As of 2015, find free legal guardian forms by using an online state court website or by inquiring with a state legal services organization, states FindLaw. Contact a court clerk in Texas, Oregon, North Dakota and Missouri because these states do not provide online forms, neither do Mississippi and Louisiana. FindLaw maintains a Web page with links to all state court systems that provide online guardian forms.
Legal guardian forms are often difficult to complete and may require an attorney's assistance, explains FindLaw. Courts assign guardianship in cases where minors or incapacitated adults require someone to make legal decisions on their behalf. Establishing guardianship of a minor usually requires different documentation than that required for an adult.
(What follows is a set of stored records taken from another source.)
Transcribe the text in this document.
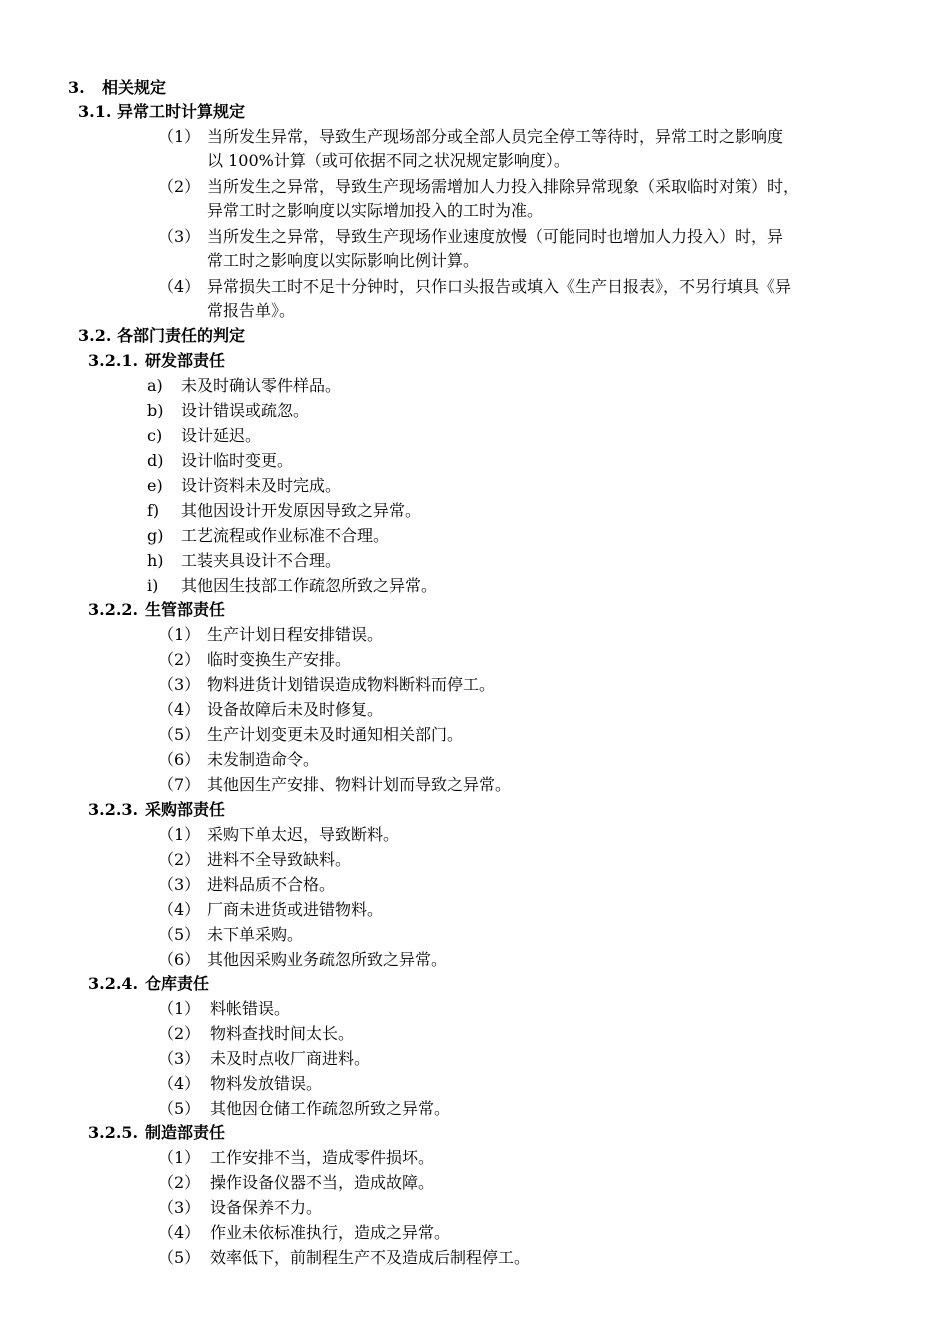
3. 相关规定
3.1. 异常工时计算规定
（1） 当所发生异常，导致生产现场部分或全部人员完全停工等待时，异常工时之影响度
以 100%计算（或可依据不同之状况规定影响度）。
（2） 当所发生之异常，导致生产现场需增加人力投入排除异常现象（采取临时对策）时，
异常工时之影响度以实际增加投入的工时为准。
（3） 当所发生之异常，导致生产现场作业速度放慢（可能同时也增加人力投入）时，异
常工时之影响度以实际影响比例计算。
（4） 异常损失工时不足十分钟时，只作口头报告或填入《生产日报表》，不另行填具《异
常报告单》。
3.2. 各部门责任的判定
3.2.1. 研发部责任
a) 未及时确认零件样品。
b) 设计错误或疏忽。
c) 设计延迟。
d) 设计临时变更。
e) 设计资料未及时完成。
f) 其他因设计开发原因导致之异常。
g) 工艺流程或作业标准不合理。
h) 工装夹具设计不合理。
i) 其他因生技部工作疏忽所致之异常。
3.2.2. 生管部责任
（1） 生产计划日程安排错误。
（2） 临时变换生产安排。
（3） 物料进货计划错误造成物料断料而停工。
（4） 设备故障后未及时修复。
（5） 生产计划变更未及时通知相关部门。
（6） 未发制造命令。
（7） 其他因生产安排、物料计划而导致之异常。
3.2.3. 采购部责任
（1） 采购下单太迟，导致断料。
（2） 进料不全导致缺料。
（3） 进料品质不合格。
（4） 厂商未进货或进错物料。
（5） 未下单采购。
（6） 其他因采购业务疏忽所致之异常。
3.2.4. 仓库责任
（1） 料帐错误。
（2） 物料查找时间太长。
（3） 未及时点收厂商进料。
（4） 物料发放错误。
（5） 其他因仓储工作疏忽所致之异常。
3.2.5. 制造部责任
（1） 工作安排不当，造成零件损坏。
（2） 操作设备仪器不当，造成故障。
（3） 设备保养不力。
（4） 作业未依标准执行，造成之异常。
（5） 效率低下，前制程生产不及造成后制程停工。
Adults must often fill out a living will and a power of attorney in addition to a guardian form to grant someone legal guardianship. The process may require financial papers, such as investment and bank records, and property titles.
Courts assign guardians to minors more often than adults, but adults with special needs and elderly parents sometimes require a guardian, according to FindLaw. Guardianship of an estate may be given to parents whose child acquires a large sum of money. A guardian's duties range from making pragmatic decisions about day-to-day necessities, such as clothing and food, to handling critical financial and medical arrangements. Family members and relatives are usually chosen as guardians, but occasionally a court designates a state employee for the role.